Freund B, der gebetsmühlenartig wiederholte „don’t give up“, der ganz im Gegensatz zu mir in allem noch das Positive sehen wollte, resigniert. Er hat verstanden, dass die Afghan*innen sich nicht auf Hilfe von außen verlassen können, dass sie der Welt inzwischen wieder egal sind, und dass die meisten Versprechungen leer waren. Ich habe keine Lösung, weder für ihn, noch für seine Schwester.

Freund B und seine Familie, die einer strengen Auslegung des Islams anhängen und außerdem anscheinend überwiegend nach dem Paschtunwali leben, stehen den gemäßigten Taliban nahe. Aber sie sind auch realistisch, haben durchaus moderne Vorstellungen und Wünsche. Das Bildungsverbot für Frauen ist ihnen ein Dorn im Auge, sie wollen teilhaben an modernen Errungenschaften. Im Moment aber geht es ihnen nur ums Überleben. Diesen Winter, die Kälte, den Hunger. überleben.

Ich bin nicht einverstanden mit seiner Haltung gegenüber den Taliban. Meine Art zu leben entspricht nicht seinen Vorstellungen. Trotzdem versuchen wir, das Gespräch in Gang zu halten. Wenn nicht wir, wer denn dann?

7 Kommentare zu „

  1. „We agree to disagree“ fällt mir dazu ein. Ich lese diese Berichte über Gespräche mit Freund B immer gern, weil sie für mich ein positives Beispiel darstellen:
    Erstens den Gesprächsfaden nicht abreißen zu lassen, trotz Differenzen wertschätzenden Umgang zu pflegen (davon gehe ich aus, auch wenn anklingt, dass es nicht immer einfach ist)
    und zweitens wird in seinen Ansichten auch immer mal wieder deutlich, dass er innerlich auch zerrissen ist von seiner Sozialisation her, dem Anhängen von Traditionen einerseits und der gesehenen Notwendigkeit von Änderungen.
    Liebe gnädige Frau, gern mehr davon.
    Viele Grüße aus dem relativen Norden
    Anja

    1. Ja, er ist wohl nicht der Hardliner, für den ich ihn anfangs gehalten hatte. Ich vermute, die jüngere Generation in Kabul versucht, die Traditionen mit einem moderneren Lebensstil zu vereinbaren. Das ist vermutlich nicht immer einfach. Freund B schätzt paschtunische Traditionen wie Gastfreundschaft und Großzügigkeit sehr. Übrigens sind es seiner Aussage nach die Frauen, die diese Traditionen pflegen.

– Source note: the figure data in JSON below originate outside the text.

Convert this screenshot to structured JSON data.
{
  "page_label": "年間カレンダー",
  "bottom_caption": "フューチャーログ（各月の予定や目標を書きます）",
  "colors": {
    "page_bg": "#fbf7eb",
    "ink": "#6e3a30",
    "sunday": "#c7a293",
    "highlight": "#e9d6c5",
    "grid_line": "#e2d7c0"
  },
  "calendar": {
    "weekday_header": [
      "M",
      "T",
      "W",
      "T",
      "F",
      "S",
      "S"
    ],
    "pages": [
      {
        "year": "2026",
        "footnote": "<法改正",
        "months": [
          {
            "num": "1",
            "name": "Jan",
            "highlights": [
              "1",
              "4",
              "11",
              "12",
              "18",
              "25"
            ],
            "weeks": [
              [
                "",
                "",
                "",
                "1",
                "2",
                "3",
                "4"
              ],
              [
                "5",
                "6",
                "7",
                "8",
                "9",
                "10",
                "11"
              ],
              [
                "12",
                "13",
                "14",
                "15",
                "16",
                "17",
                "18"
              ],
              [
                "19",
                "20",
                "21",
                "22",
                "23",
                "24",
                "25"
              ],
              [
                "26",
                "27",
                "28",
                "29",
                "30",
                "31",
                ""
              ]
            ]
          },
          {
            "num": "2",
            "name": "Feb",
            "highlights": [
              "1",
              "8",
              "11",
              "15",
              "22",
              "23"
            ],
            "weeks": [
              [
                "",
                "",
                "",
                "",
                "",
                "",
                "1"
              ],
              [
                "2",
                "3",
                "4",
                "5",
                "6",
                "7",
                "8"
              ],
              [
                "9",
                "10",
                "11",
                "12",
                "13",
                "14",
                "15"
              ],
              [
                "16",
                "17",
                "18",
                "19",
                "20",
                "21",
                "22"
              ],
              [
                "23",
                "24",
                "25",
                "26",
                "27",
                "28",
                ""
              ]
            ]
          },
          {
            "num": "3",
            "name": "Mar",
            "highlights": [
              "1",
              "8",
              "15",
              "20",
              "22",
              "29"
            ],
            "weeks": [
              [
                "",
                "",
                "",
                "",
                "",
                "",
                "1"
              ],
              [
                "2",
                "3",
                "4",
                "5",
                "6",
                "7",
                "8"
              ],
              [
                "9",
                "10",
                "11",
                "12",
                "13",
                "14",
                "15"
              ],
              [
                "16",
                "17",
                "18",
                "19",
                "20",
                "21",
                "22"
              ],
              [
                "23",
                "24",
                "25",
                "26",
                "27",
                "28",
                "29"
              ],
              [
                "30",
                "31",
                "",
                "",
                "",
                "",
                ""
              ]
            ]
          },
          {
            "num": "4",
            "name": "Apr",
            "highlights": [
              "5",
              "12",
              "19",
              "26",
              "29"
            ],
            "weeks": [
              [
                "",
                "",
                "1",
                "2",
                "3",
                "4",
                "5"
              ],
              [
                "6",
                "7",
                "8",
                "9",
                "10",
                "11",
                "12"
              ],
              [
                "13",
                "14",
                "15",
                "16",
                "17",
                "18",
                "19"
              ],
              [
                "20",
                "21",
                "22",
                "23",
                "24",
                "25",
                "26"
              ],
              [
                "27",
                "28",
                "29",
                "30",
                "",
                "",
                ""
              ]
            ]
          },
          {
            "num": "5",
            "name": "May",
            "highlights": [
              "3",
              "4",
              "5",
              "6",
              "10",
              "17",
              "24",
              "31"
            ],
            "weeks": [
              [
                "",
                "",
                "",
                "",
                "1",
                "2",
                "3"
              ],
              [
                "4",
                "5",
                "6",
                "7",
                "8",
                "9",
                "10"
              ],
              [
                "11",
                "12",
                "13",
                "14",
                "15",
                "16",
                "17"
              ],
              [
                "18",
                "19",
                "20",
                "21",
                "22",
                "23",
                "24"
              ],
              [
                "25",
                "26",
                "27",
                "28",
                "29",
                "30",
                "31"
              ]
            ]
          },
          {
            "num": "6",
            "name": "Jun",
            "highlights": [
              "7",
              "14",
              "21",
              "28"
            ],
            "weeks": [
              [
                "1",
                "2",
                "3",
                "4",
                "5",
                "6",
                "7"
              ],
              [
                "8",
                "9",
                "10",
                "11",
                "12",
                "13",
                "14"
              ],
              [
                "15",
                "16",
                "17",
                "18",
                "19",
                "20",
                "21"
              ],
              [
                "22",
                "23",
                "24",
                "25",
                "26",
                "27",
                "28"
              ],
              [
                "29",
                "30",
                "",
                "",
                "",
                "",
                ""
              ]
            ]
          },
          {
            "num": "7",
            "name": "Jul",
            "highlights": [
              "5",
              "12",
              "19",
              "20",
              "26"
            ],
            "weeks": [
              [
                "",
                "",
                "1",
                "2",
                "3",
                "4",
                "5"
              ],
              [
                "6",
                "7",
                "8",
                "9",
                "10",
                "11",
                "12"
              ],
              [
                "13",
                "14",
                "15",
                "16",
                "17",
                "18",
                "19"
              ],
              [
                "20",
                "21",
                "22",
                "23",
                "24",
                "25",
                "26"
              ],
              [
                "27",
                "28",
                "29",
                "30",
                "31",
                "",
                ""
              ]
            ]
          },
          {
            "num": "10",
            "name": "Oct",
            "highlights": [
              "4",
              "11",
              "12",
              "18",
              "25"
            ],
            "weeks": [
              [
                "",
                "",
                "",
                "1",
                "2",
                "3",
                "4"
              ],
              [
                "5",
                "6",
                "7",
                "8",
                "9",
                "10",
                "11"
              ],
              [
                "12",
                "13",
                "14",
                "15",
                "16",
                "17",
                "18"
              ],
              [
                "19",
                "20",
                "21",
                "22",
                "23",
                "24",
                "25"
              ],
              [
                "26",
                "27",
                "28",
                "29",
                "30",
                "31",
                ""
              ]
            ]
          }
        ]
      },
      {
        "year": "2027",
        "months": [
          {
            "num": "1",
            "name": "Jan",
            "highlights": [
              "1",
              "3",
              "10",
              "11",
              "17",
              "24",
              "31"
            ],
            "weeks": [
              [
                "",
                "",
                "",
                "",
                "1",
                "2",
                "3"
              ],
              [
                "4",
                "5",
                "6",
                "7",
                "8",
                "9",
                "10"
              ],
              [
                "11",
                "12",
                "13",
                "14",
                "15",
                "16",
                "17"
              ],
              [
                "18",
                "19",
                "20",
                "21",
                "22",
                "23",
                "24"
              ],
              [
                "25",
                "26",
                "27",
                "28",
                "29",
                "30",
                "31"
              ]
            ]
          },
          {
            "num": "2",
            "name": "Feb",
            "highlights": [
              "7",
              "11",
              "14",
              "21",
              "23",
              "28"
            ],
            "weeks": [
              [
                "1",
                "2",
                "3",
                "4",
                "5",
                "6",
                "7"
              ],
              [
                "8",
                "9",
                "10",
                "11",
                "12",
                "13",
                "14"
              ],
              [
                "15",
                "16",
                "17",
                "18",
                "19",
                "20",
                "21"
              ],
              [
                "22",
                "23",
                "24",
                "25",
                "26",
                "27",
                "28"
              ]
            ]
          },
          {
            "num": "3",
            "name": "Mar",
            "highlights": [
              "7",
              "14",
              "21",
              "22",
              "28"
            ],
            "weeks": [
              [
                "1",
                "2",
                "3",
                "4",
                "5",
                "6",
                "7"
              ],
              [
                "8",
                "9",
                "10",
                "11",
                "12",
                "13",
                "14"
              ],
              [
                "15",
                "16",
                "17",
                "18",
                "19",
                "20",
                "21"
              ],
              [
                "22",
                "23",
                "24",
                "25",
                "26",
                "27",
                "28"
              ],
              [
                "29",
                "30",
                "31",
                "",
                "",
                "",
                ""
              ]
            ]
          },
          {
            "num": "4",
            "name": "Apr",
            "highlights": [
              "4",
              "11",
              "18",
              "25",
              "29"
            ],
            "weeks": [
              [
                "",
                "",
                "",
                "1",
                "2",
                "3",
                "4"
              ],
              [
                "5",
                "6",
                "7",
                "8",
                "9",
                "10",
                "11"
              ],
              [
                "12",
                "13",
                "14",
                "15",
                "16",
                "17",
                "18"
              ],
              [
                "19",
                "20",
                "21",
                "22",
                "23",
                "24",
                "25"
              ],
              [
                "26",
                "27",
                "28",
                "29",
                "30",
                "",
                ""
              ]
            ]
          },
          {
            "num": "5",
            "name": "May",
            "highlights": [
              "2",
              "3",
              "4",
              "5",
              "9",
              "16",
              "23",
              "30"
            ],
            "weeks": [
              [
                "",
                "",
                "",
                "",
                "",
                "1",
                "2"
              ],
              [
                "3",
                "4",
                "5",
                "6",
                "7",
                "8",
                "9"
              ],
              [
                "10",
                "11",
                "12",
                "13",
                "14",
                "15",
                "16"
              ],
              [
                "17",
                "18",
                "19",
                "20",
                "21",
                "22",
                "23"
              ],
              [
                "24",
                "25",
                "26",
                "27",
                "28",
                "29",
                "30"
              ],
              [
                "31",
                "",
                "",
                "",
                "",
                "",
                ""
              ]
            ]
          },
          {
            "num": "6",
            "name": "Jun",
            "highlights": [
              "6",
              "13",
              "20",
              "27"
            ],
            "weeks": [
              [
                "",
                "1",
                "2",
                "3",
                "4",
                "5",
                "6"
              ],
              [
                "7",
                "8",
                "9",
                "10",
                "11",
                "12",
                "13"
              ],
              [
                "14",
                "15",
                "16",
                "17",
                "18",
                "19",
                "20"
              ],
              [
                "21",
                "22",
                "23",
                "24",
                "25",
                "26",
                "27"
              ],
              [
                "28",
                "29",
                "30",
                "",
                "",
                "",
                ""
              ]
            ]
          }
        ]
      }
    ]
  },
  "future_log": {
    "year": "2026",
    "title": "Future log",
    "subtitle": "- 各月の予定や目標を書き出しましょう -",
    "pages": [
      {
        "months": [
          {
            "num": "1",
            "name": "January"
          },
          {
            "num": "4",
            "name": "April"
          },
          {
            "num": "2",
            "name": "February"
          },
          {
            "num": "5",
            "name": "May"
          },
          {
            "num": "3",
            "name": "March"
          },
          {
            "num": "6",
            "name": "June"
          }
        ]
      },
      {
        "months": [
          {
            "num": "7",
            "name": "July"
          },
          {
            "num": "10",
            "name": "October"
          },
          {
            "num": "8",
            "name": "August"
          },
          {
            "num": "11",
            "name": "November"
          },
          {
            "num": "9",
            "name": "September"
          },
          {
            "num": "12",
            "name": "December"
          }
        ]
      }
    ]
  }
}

  2. Vielen Dank für diese Innenansichten einer, für mich, fremden Welt.

    Es macht mir so große Gänsehaut, wie dort die Frauen und Mädchen wieder in der Versenkung verschwinden :-(

  3. Ich lese diese Beiträge auch immer sehr gern, weil es ein Brückenschlag ist. Ein Heraustreten aus seiner eigenen Blase in eine ganz andere Welt. Eine Kommunikation die bereichert und befremdet- Eine Kommunikation die sich in unbequeme Gefilde wagt.
    Danke dafür.

    1. Ich notiere diese Dinge hier, weil ich sie verarbeiten muss. Dass die Texte in letzter Zeit überwiegend positiv aufgenommen werden, macht mir Mut: vielleicht gehe ich demnächst mehr in die Tiefe. Mich fasziniert, wie B und seine Schwester versuchen, Tradition und Moderne zu verbinden und ihren ganz eigenen Weg zu gehen. Allerdings ist da immer das Dilemma: was kann ich erzählen, ohne indiskret zu sein? Wie kann ich es vermeiden, dass mein Blick exotisierend wirkt?